By Bob Cloud, Special to the City Times
Two members of the Stevens Point school board have agreed to drop a defamation lawsuit against the Stevens Point City Times.
The lawsuit was filed in March by school board members Kim Shirek and Lisa Totten. The two alleged the City Times, along with Editor-in-Chief Brandi Makuski, knowingly reported inaccurate information regarding the behavior of Shirek and Totten both in and out of the board room.
Attorneys for both sides signed a stipulation for dismissal. The document awaits the judge’s final approval.
The stipulation is for an unconditional dismissal of all claims with no monetary awards for either party. The dismissal is with prejudice, which means the case cannot be brought back to court.
Shirek and Totten’s decision to agree to the dismissal of the case comes after the Stevens Point City Times filed a motion for sanctions and motion for summary judgment requesting, not only that the judge dismiss the case, but also award the City Times its expenses and attorneys’ fees, as argued in that motion by Kurt Goehre, the attorney for the newspaper.
The motion filed by the City Times argued that the allegations in the complaint had “absolutely no merit” and “the article was truthful based on the statements and evidence compiled.”
The motion went on to argue that the “entire lawsuit is nothing more than an improper use of judicial resources in furtherance of Plaintiffs’ unrelated and personal objectives.”
The school board members’ civil complaint alleged that since November 2014, the City Times has published articles critical of the plaintiffs which contained false and inaccurate statements about the plaintiffs’ conduct at school board meetings.
The complaint alleged in particular that a Feb. 6 article about a recall attempt against the school board members implies that they “engaged in a coordinated campaign of criminal activity,” including harassment of those involved in the recall.
After the suit was filed, Jacob Manian and Matthew O’Neill, the attorneys representing Shirek and Totten, served Makuski with a list of questions, a request for production of documents and a notice of deposition.
Among other things, they sought information about Makuski’s sources and required that she “identify each and every individual with whom you communicated, or with whom you attempted to communicate in order to investigate and/or to confirm the veracity of the information” regarding the alleged harassment of those involved in the recall.
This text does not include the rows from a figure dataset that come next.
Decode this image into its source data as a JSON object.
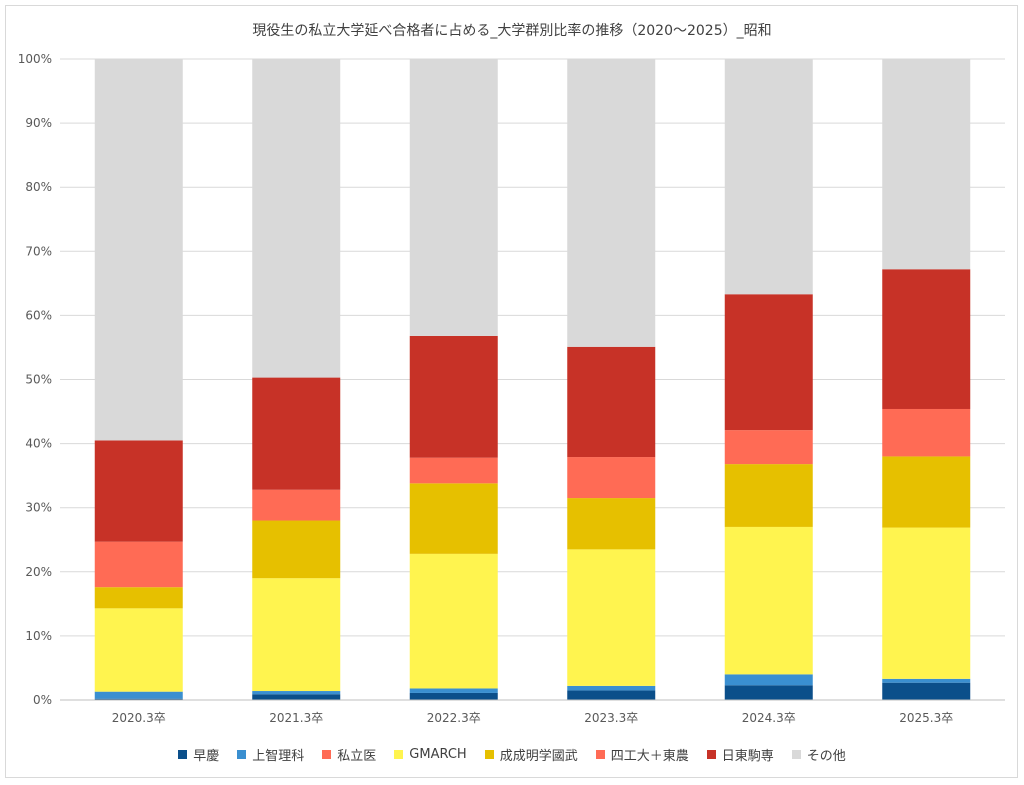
{
  "chart_data": {
    "type": "bar",
    "stacked": "percent",
    "title": "現役生の私立大学延べ合格者に占める_大学群別比率の推移（2020～2025）_昭和",
    "categories": [
      "2020.3卒",
      "2021.3卒",
      "2022.3卒",
      "2023.3卒",
      "2024.3卒",
      "2025.3卒"
    ],
    "ylim": [
      0,
      100
    ],
    "y_ticks": [
      "0%",
      "10%",
      "20%",
      "30%",
      "40%",
      "50%",
      "60%",
      "70%",
      "80%",
      "90%",
      "100%"
    ],
    "legend_position": "bottom",
    "grid": true,
    "series": [
      {
        "name": "早慶",
        "color": "#0b4f8a",
        "values": [
          0.2,
          0.9,
          1.1,
          1.5,
          2.3,
          2.7
        ]
      },
      {
        "name": "上智理科",
        "color": "#3a8fd0",
        "values": [
          1.1,
          0.5,
          0.7,
          0.7,
          1.7,
          0.6
        ]
      },
      {
        "name": "私立医",
        "color": "#ff6b55",
        "values": [
          0.0,
          0.0,
          0.0,
          0.0,
          0.0,
          0.0
        ]
      },
      {
        "name": "GMARCH",
        "color": "#fff44f",
        "values": [
          13.0,
          17.6,
          21.0,
          21.3,
          23.0,
          23.6
        ]
      },
      {
        "name": "成成明学國武",
        "color": "#e6c000",
        "values": [
          3.3,
          9.0,
          11.0,
          8.0,
          9.8,
          11.1
        ]
      },
      {
        "name": "四工大＋東農",
        "color": "#ff6b55",
        "values": [
          7.1,
          4.8,
          4.0,
          6.4,
          5.3,
          7.4
        ]
      },
      {
        "name": "日東駒専",
        "color": "#c73227",
        "values": [
          15.8,
          17.5,
          19.0,
          17.2,
          21.2,
          21.8
        ]
      },
      {
        "name": "その他",
        "color": "#d9d9d9",
        "values": [
          59.5,
          49.7,
          43.2,
          44.9,
          36.7,
          32.8
        ]
      }
    ]
  }
}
After Portage County judges recused themselves, citing potential conflicts of interest, Wood County Judge Todd Wolf took the case.
In mid-June, Wolf granted an order to protect the identity of any source of news or information as it relates to the articles.
Under state law, public officials who sue reporters for defamation must not only prove the alleged facts are false, but they must also prove actual malice—that they were made knowingly and with the intent to harm the official’s reputation.
“To meet this high burden, requiring evidence that the newspaper knew the statements were false or recklessly regarded their truth or falsity, plaintiffs will necessarily need to burrow into the true sources, or lack of sources, behind the article,” Manian and O’Neill argued in a May 15 brief.
George Burnett and Kurt Goehre, the attorneys for Makuski and MMC- the City Times parent company- argued everything printed in the City Times’ articles was truthful based on the statements and evidence compiled.
They also indicated prior to plaintiffs’ filing the suit that the “threat of litigation against the Stevens Point City Times may merely be another attempt to uncover the source of certain ‘leaks’ from closed session meetings of the School Board.”
Patrick Wood, CEO of MMC said the company fought the suit because of the dangerous precedent it set for news reporters.
“MMC will continue to fight hard to preserve First Amendment rights of the media while diligently reporting news to our communities,” Wood said of the dismissal.
Shirek and Totten are both serving their second term on the Stevens Point Board of Education. Their terms expire in April 2016.